I was astounded. “But that’s kind of amazing, right? Because here are these classic works of Holocaust literature that purport to show it all and you say you haven’t read them closely. So you have read Arthur Butz, who’s a nobody in the field, closely, but you haven’t read the great titans in the field closely?” 
“You know what? I’m not interested in the story,” he replied. “Revisionists have written very detailed documents about the holes—”
“So what are you interested in?”
“In a free exchange of ideas.”
“But you aren’t interested in trying to find out which ideas are right?”
“Not particularly. You know what I’m really interested in? Every generation has its taboo, and I happen to be here with this taboo. I happen to be here with this one.
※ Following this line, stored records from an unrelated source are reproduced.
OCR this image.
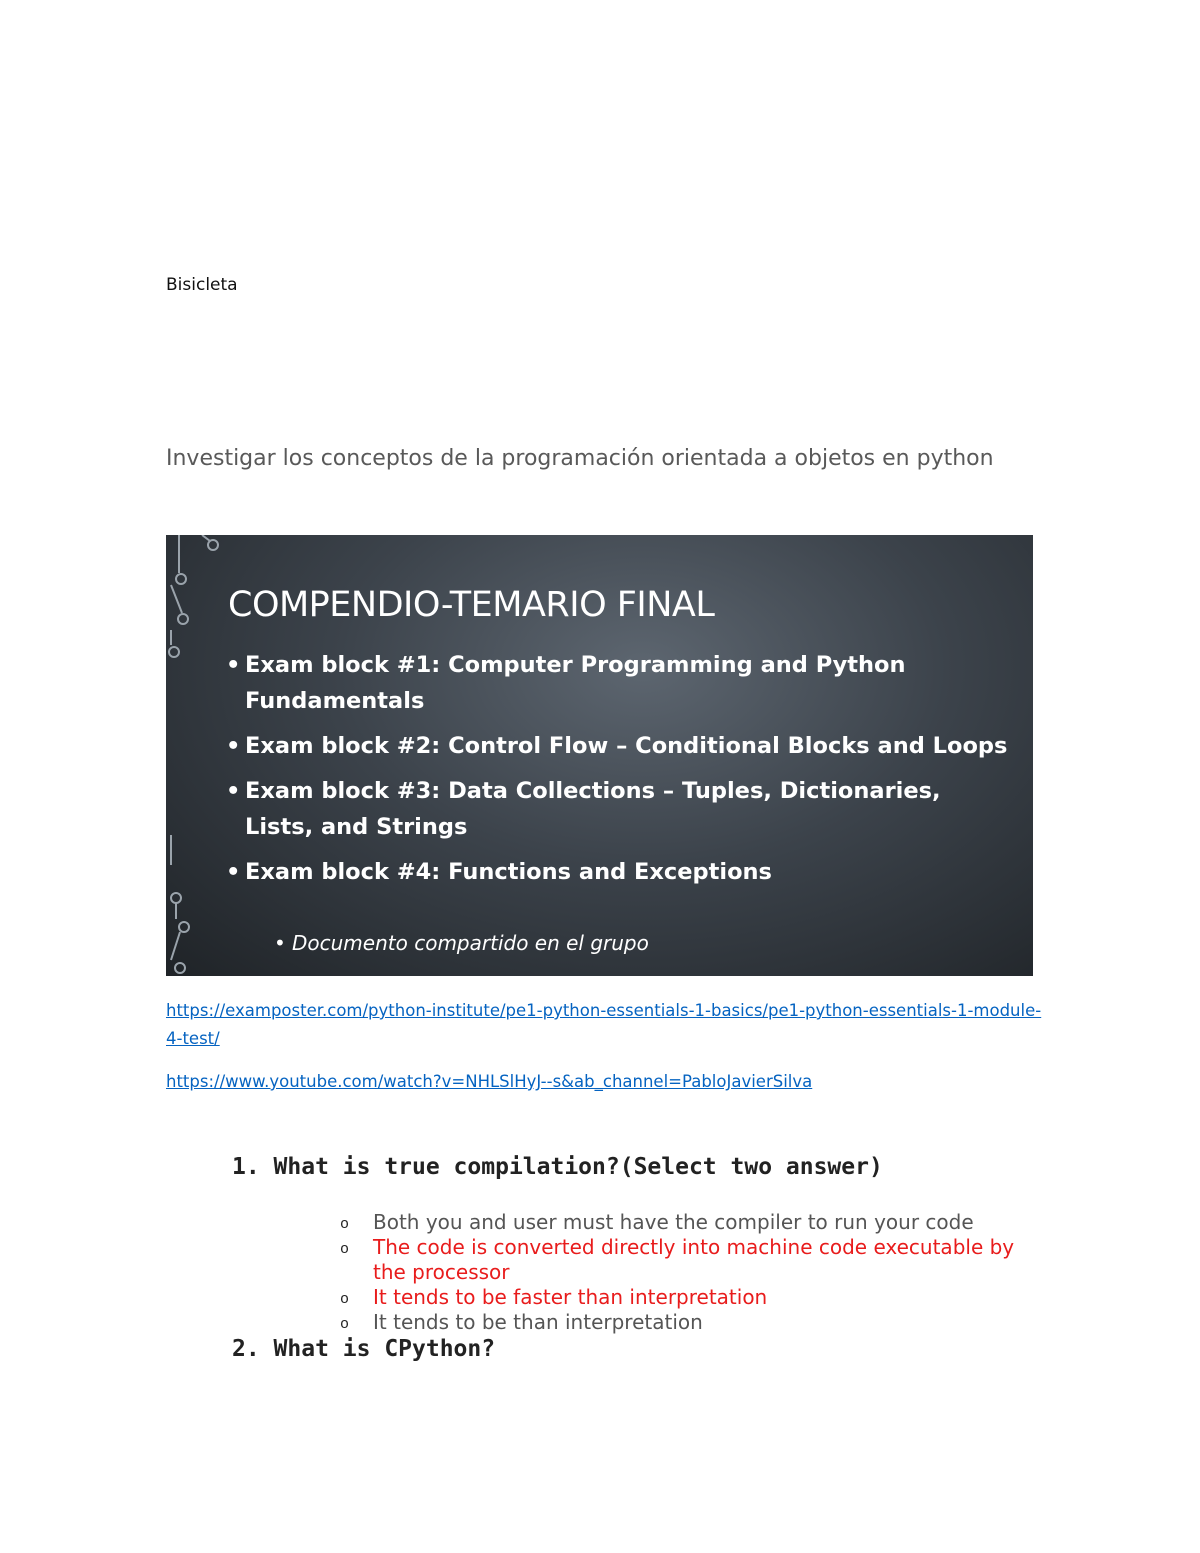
Bisicleta
Investigar los conceptos de la programación orientada a objetos en python
COMPENDIO-TEMARIO FINAL
• Exam block #1: Computer Programming and Python Fundamentals
• Exam block #2: Control Flow – Conditional Blocks and Loops
• Exam block #3: Data Collections – Tuples, Dictionaries, Lists, and Strings
• Exam block #4: Functions and Exceptions
• Documento compartido en el grupo
https://examposter.com/python-institute/pe1-python-essentials-1-basics/pe1-python-essentials-1-module-4-test/
https://www.youtube.com/watch?v=NHLSlHyJ--s&ab_channel=PabloJavierSilva
1. What is true compilation?(Select two answer)
o Both you and user must have the compiler to run your code
o The code is converted directly into machine code executable by the processor
o It tends to be faster than interpretation
o It tends to be than interpretation
2. What is CPython?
And I can see how it’s exploited, and who benefits from the exploitation.”

Smith wants to reason backward to some crazy version of the “truth” by starting with the bad incentives of supposed “exploiters” of history, all while regarding history itself as insignificant. But if history doesn’t matter, what is even at stake? As he says, the “free exchange of ideas,” but what that really means is his freedom to be recognized as different in a culture that seems to encourage sameness and at times projects images of a homogeneous people all believing the same things. (“The Nazis were evil.” “Everybody loves the Beatles.”) It’s a grandiose way of signaling resistance to the normative culture of our time (to borrow a phrase Amitai Etzioni uses in this TNR article). What is at stake for him in his Holocaust denial is not history at all or even his urge to disseminate anti-Semitic propaganda. Rather, it’s nothing other than his own reputation as a stalwart nonconformist. Holocaust denial ends up seeming like the extreme version of hating Coldplay because they are popular.